O grupo foi impedido por seguranças do local de causar qualquer mal aos moradores. Todavia, dois deles foram logo em seguida a outro acampamento, de Hillside Haus. A dupla entrou no novo assentamento com um cassetete e uma faca, sem ser impedida pelos agentes de segurança. Os agressores gritaram palavras de ordem para que os refugiados e solicitantes deixassem a área.

“A remoção forçada de refugiados e solicitantes de refúgio no dia 22 de novembro da unidade australiana (de triagem), agora desativada, infligiu mais trauma nas pessoas que já haviam sofrido enormemente, (passando por) violência e perseguição em seu próprio país, seguidas de quatro anos de detenção na ilha de Manus”, acrescentou a representante do ACNUR.

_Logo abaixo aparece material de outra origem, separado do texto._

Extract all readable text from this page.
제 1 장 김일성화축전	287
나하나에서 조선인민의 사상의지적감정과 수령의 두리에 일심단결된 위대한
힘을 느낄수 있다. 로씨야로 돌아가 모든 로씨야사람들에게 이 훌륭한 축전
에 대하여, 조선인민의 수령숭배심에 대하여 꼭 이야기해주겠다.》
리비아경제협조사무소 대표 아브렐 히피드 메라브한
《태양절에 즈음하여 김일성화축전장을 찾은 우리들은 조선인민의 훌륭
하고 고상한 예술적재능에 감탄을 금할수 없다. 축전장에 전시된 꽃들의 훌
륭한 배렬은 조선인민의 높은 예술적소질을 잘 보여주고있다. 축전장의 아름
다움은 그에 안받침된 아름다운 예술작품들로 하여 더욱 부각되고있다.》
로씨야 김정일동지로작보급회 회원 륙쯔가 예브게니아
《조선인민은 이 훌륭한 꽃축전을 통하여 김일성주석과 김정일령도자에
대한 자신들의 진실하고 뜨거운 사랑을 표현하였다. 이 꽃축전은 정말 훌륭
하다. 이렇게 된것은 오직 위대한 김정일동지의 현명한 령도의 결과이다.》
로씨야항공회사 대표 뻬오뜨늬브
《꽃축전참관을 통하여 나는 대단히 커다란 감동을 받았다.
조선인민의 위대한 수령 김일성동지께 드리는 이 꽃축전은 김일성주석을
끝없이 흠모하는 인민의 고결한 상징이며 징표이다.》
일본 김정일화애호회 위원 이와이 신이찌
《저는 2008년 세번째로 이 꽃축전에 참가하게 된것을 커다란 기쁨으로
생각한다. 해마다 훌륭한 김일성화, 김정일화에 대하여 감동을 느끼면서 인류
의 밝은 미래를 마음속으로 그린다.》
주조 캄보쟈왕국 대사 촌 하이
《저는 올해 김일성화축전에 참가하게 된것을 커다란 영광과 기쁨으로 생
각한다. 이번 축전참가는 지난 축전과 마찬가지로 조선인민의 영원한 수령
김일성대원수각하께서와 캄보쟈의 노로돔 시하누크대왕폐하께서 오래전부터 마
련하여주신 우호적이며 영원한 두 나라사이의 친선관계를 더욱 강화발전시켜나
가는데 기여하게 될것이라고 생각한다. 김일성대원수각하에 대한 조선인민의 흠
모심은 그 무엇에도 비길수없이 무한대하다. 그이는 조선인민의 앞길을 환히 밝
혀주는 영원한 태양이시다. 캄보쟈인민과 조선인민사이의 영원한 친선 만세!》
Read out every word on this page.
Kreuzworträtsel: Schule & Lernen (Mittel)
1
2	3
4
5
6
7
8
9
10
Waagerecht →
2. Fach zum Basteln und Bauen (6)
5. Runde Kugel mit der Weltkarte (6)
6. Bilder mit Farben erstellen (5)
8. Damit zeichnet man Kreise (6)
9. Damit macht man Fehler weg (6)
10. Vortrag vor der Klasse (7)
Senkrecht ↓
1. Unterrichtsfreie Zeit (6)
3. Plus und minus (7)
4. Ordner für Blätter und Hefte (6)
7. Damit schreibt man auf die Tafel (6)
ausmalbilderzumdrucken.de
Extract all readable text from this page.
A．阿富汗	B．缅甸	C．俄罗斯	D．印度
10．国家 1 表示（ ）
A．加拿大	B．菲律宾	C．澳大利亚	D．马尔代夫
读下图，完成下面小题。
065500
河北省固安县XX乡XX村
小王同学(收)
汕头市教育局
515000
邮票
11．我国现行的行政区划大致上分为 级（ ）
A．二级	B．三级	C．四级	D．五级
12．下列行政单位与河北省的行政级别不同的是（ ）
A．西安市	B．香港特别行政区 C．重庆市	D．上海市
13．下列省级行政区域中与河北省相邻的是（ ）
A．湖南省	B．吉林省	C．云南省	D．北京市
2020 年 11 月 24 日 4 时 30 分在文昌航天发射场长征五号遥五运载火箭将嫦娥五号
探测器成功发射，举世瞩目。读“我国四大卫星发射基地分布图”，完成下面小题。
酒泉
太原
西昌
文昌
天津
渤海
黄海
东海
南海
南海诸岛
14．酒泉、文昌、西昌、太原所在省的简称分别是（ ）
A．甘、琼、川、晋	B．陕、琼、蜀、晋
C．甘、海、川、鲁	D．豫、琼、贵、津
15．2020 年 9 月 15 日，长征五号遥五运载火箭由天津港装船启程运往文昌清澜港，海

As condições de saúde dessa população também estão apresentando piora, segundo a agência da ONU. Segundo um relatório encomendado pelo ACNUR, o bem-estar físico e mental dos deslocados forçados tem se deteriorado e há um risco crescente de violência e automutilação devido ao efeito cumulativo de incertezas sobre o futuro, falta de soluções, suspensão de serviços vitais, condições precárias de habitação e higiene e assistência médica inadequada.

O documento também chama atenção para a pressão que tem sido colocada sobre a comunidade de acolhimento e os recursos locais, em especial sobre o sistema de saúde e sobre o hospital.